Di sisi daratan, sebagian telah menjadi ladang masyarakat, ditanami kelapa dan tanaman keras lainnya, juga terdapat semak dan tumbuhan lainnya.
“Buaya muara itu saudara saya, saya sering melihatnya berjemur di rawa atau di pantai,” kata Hanapi.
Hanapi tidak sedang membual, kedekatan dengan satwa ini dibuktikan saat mencari ikan pada malam hari untuk lauk pagi besoknya.

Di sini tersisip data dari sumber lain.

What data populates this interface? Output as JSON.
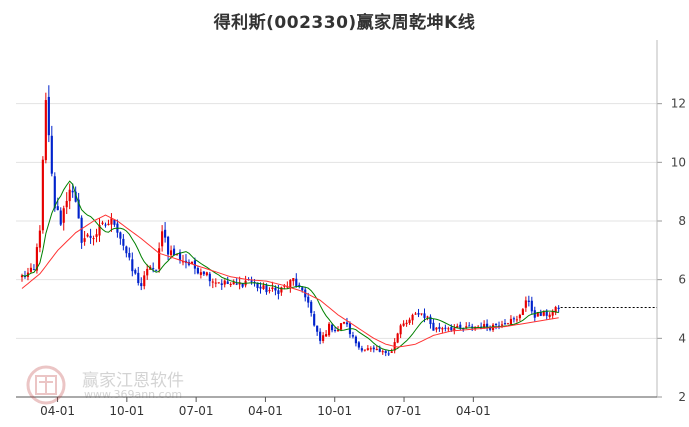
{
  "chart_data": {
    "type": "candlestick",
    "title": "得利斯(002330)赢家周乾坤K线",
    "ylim": [
      2,
      14
    ],
    "y_ticks": [
      2,
      4,
      6,
      8,
      10,
      12
    ],
    "x_tick_labels": [
      "04-01",
      "10-01",
      "07-01",
      "04-01",
      "10-01",
      "07-01",
      "04-01"
    ],
    "up_color": "#e60000",
    "down_color": "#0022cc",
    "ma_short_color": "#008000",
    "ma_long_color": "#ff3333",
    "last_close_guide": 5.05,
    "close_anchors": [
      [
        0,
        6.1
      ],
      [
        4,
        6.3
      ],
      [
        6,
        7.8
      ],
      [
        8,
        12.0
      ],
      [
        10,
        9.5
      ],
      [
        11,
        8.5
      ],
      [
        13,
        8.0
      ],
      [
        16,
        9.2
      ],
      [
        18,
        8.5
      ],
      [
        20,
        7.4
      ],
      [
        24,
        7.5
      ],
      [
        28,
        7.9
      ],
      [
        31,
        8.0
      ],
      [
        34,
        7.2
      ],
      [
        37,
        6.3
      ],
      [
        40,
        5.8
      ],
      [
        43,
        6.5
      ],
      [
        45,
        6.2
      ],
      [
        47,
        7.8
      ],
      [
        49,
        7.0
      ],
      [
        52,
        6.8
      ],
      [
        55,
        6.6
      ],
      [
        58,
        6.4
      ],
      [
        61,
        6.3
      ],
      [
        64,
        6.0
      ],
      [
        67,
        5.9
      ],
      [
        72,
        5.8
      ],
      [
        76,
        6.0
      ],
      [
        80,
        5.7
      ],
      [
        85,
        5.6
      ],
      [
        89,
        5.8
      ],
      [
        91,
        6.0
      ],
      [
        94,
        5.5
      ],
      [
        96,
        5.3
      ],
      [
        98,
        4.4
      ],
      [
        100,
        3.9
      ],
      [
        103,
        4.4
      ],
      [
        106,
        4.3
      ],
      [
        108,
        4.6
      ],
      [
        111,
        4.0
      ],
      [
        113,
        3.7
      ],
      [
        117,
        3.6
      ],
      [
        121,
        3.5
      ],
      [
        124,
        3.6
      ],
      [
        127,
        4.4
      ],
      [
        130,
        4.6
      ],
      [
        133,
        4.9
      ],
      [
        136,
        4.7
      ],
      [
        138,
        4.3
      ],
      [
        142,
        4.4
      ],
      [
        147,
        4.3
      ],
      [
        152,
        4.4
      ],
      [
        157,
        4.4
      ],
      [
        162,
        4.6
      ],
      [
        166,
        4.6
      ],
      [
        169,
        5.3
      ],
      [
        172,
        4.8
      ],
      [
        175,
        4.8
      ],
      [
        178,
        4.9
      ],
      [
        180,
        5.0
      ]
    ],
    "ma_long_anchors": [
      [
        0,
        5.7
      ],
      [
        6,
        6.2
      ],
      [
        12,
        7.0
      ],
      [
        18,
        7.6
      ],
      [
        24,
        8.0
      ],
      [
        28,
        8.2
      ],
      [
        32,
        8.0
      ],
      [
        36,
        7.7
      ],
      [
        40,
        7.4
      ],
      [
        46,
        6.9
      ],
      [
        52,
        6.7
      ],
      [
        58,
        6.5
      ],
      [
        64,
        6.3
      ],
      [
        70,
        6.1
      ],
      [
        76,
        6.0
      ],
      [
        82,
        5.95
      ],
      [
        88,
        5.8
      ],
      [
        94,
        5.6
      ],
      [
        100,
        5.3
      ],
      [
        106,
        4.8
      ],
      [
        112,
        4.4
      ],
      [
        118,
        4.0
      ],
      [
        122,
        3.8
      ],
      [
        126,
        3.7
      ],
      [
        132,
        3.8
      ],
      [
        138,
        4.1
      ],
      [
        144,
        4.25
      ],
      [
        150,
        4.3
      ],
      [
        156,
        4.35
      ],
      [
        162,
        4.4
      ],
      [
        168,
        4.5
      ],
      [
        174,
        4.6
      ],
      [
        180,
        4.7
      ]
    ]
  }
}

Berbekal lampu senter yang melilit kepalanya, ia membawa parang menuruni rawa ini, ia menerobos semak yang tumbuh di rawa dalam hanya berbekal senter yang tidak seberapa terang cahayanya di kepalanya.
Ia mencari ikan yang lengah di rawa ini, gabus, mujair, dan sidat tidak bisa mengelak saat parang tajamnya lebih dulu mengenai tubuh ikan. Segera saja ikan-ikan ini diikat dalam tali yang terbuat dari bagian pohon yang tumbuh di sekitar rawa.
Baca juga: Pembangunan Tempat Wisata dan Kebun Sawit Sebabkan Populasi Burung Maleo di Sulbar Terancam Punah
“Itu buaya,” kata Hanapi sambil tangannya menunjuk ke arah dua mata yang menyorot di antara pohon nipah.
Jaraknya tidak jauh dari tempatnya berdiri, sorot kemerahan mata buaya ini juga terlihat tidak terusik, diam saja. Namun saat di dekat pemilik dua mata ini memilih mundur ke arah nipah yang lebih lebat.
Malam itu Hanapi tidak lama di dalam rawa, tangannya sudah membawa beberapa ekor ikan yang cukup dimasak untuk sarapan pagi. Malam itu ia membuktikan rawa ini masih dihuni buaya muara.
“Kita cukup dengan ikan ini, jangan banyak-banyak mengambilnya, sisakan ikan di rawa untuk buaya,” ujarnya sambil tersenyum.
Setelah menyimpan ikannya di kotak pendingin di dapur pondok stasiun riset lembaga konservasi Wildlife Conservation Society (WCS) yang bekerja sama dengan Balai Konservasi Sumber Daya Alam (KSDA) Sulawesi Utara, Hanapi bercerita jika pada beberapa bulan lalu di tahun ini seorang pemancing diterkam buaya saat mencari ikan di laut belakang desa Mataindo. Pemancing ini konon kabarnya mengganggu anak buaya yang ditemui.
“Buaya seperti kita, tidak mau terusik. Kalau ketemu di tempat hidupnya biarkan saja. Kita harus saling menghormati sesama makhluk ciptaan Tuhan,” ujar Hanapi.